Now, I have no problem with having a tough border policy. With the upcoming socio-political meltdown coupled with the effects of climate change (whether due to extra-historical factors or natural causes, or both) the global refugee crisis is only going to get worse. What I do have a problem with is the disingenuous spin put on the issues by both the Left and the Right in the furtherance of their own short-sighted goals.
Many thanks for your opinions on all these matters. Hopefully one of these years I’ll be able to make it to a WEC.
Best,
James
REPLY: Both extreme sides will take words and spin them to their own advantage. The actual legal distinction was that reference to Nazi concentration camps or the US internment camps for the Japanese, involved their own citizens. The issue here is illegal immigrants who are really pouring into the USA and Europe for free handouts and are really economic migrants. Just try to say you have decided that there are better job opportunities in Germany than in the USA. Sorry to say, but you will not get a free pass to just move. Both sides are using this concentration camp theme out of context.

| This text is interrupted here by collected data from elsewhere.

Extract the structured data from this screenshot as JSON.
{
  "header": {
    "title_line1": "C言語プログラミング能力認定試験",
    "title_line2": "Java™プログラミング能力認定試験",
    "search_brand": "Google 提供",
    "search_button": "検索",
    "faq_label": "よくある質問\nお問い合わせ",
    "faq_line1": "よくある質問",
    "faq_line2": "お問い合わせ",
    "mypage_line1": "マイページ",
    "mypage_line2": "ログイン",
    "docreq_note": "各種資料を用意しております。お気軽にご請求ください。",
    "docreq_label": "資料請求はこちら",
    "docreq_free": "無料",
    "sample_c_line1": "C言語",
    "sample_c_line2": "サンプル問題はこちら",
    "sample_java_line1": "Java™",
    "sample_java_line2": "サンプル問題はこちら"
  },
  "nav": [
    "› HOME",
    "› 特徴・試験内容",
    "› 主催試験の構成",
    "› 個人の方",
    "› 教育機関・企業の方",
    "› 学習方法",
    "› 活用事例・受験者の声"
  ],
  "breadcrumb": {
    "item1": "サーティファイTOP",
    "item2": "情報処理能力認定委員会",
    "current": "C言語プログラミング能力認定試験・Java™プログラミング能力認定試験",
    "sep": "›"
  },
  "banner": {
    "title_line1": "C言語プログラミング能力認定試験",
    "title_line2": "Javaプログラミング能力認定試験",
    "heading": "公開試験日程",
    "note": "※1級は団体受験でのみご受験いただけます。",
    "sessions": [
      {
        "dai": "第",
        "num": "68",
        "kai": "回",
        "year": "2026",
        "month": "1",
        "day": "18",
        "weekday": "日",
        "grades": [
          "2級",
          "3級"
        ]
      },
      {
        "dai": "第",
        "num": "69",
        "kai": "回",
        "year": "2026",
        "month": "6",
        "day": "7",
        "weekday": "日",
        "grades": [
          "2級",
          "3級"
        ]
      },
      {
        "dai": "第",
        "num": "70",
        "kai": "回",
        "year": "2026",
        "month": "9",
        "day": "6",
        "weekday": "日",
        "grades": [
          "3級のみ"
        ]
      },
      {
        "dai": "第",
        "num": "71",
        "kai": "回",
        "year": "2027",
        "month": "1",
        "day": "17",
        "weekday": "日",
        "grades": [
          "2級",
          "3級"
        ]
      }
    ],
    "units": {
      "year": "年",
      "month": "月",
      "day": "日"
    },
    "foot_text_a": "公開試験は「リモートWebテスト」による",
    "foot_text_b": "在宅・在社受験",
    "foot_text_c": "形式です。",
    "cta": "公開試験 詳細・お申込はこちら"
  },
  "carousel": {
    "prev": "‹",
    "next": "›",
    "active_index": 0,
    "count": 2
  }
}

The question of how these people are being treated is a human rights issue. But that is exasperated by the attempt of the left to instill rights upon these people which then delays their detention. If they were truly seeking refugee status, you apply for that. You do not show up at the border and expect fast track.
I have stated before that employees from overseas flying into the USA for a conference or a meeting has always presented problems. One employee coming in from Germany was asked if they were taking cash back and forth for me to Europe. Another was held up and searched by three people three separate times asking why do they come back and forth a few times a year. When I commented I thought you were concerned about people who did not leave, the angry response what I was trying question how to do their job.
We have to have immigration lawyers on call because of the international problems with these people. The lawyers will tell you NEVER fly into Chicago – it is the worst place to ever land for that office sends people back on the next plane more than any airport in the country. The Department of Homeland Security defines removals as “the compulsory and confirmed movement of an inadmissible or deportable alien out of the United States based on an order of removal.” Returns are defined as “the confirmed movement of an inadmissible or deportable alien out of the United States not based on an order of removal.”
In other words, in 2000, at airports, the number of people who had documentation to get on a plane and were denied entry reached about 1.7 million that year. In 2017, that is down to about 150,000. Obama deported more people than any President. The deportations they call “removals” reached about 425,000 in 2013 which is down to about 300,000 in 2017.